ALMOST £13 million in secret compensation payments has been paid to Scottish wind farm operators to shut down over the past four months, a charity claimed yesterday.
The Renewable Energy Foundation, which was set up by television game show host Noel Edmonds and is seen as being anti-wind farm, published the figures for what it says is a clandestine system of payments to owners of the giant turbines to prevent the over-supply of electricity.
It called for energy regulator Ofgem to ensure greater transparency about who is being paid what to shut down windfarms.
The National Grid had paid £14.25m in "constraint payments" to operators as part of a balancing mechanism to steady the power running into the network. These figures are publicly accessible and appear on a database launched by the foundation yesterday.
However, the foundation says that since October, the company has operated an additional system not open to public scrutiny, for making constraint payments to wind farms it operates.
UK Energy Minister Charles Hendry said last week £12.1m had been paid in 2011 under the mechanism.
But the charity said that, in addition, the National Grid undertook a number of "forward energy trades" through the market in order to balance the system. "These are also classed as constraint payments and resulted in £12.7m being paid to wind farms," it added.
However, Mr Hendry had said the National Grid had made clear these were commercially confidential and could not provide details of which energy companies received them.
Dr John Constable, the foundation's director, said he was surprised by the size of the payments. He added: "The introduction of opaque trading arrangements to manage wind power is a very unwelcome step in the wrong direction and must be reversed without delay. It is time for the regulator, Ofgem, to do its job and step in to protect the consumer interest by ensuring the UK's electricity markets become more transparent not less."
The National Grid defended the secret system as one used for years with all types of energy generation.
It helped keep prices, to manage constraints and balance the electricity transmission system, as low as possible – to around 1% of customer bills.

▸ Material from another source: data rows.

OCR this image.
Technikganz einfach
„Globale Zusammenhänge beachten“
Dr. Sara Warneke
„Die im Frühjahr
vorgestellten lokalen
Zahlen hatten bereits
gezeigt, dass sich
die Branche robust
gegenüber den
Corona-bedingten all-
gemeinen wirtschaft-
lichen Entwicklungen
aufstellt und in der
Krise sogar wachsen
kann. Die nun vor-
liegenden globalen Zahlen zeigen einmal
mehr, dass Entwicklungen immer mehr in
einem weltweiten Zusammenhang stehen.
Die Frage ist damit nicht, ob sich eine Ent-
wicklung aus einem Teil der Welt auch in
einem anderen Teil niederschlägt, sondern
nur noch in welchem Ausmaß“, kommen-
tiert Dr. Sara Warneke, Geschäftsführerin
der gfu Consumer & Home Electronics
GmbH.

A spokesman said: "As with similar contracts in other industries, these are commercially confidential, but we do disclose the total amounts paid."
Stan Blackley, chief executive of Friends of the Earth Scotland, said: "Wind farm operators are often portrayed as the main recipients of constraint payments, but figures from the UK Government show that in 2010-11 constraint payments to onshore wind farm operators in Scotland accounted for just 0.1% of the total £170m paid by National Grid, with much larger amounts being paid to coal, gas and nuclear energy generators."
An Ofgem spokesman said: "Ofgem is currently reviewing the rules around generator behaviour when transmission constraints are active."
He added: "National Grid takes actions to reduce constraints costs and the contracts which they enter into with generators to minimise these balancing costs are commercially sensitive."
Renewable Energy Foundation claims on its database the biggest recipient of constraint payments was Hadyard Hill wind farm in south Ayrshire which received £2,150,068 since 2010.
It is operated by Scottish & Southern Energy on land owned by former presiding officer of the Scottish Parliament Alex Ferguson. According to his declaration of interests last year, he estimated his rental income to be between £40,001 and £45,000 a year.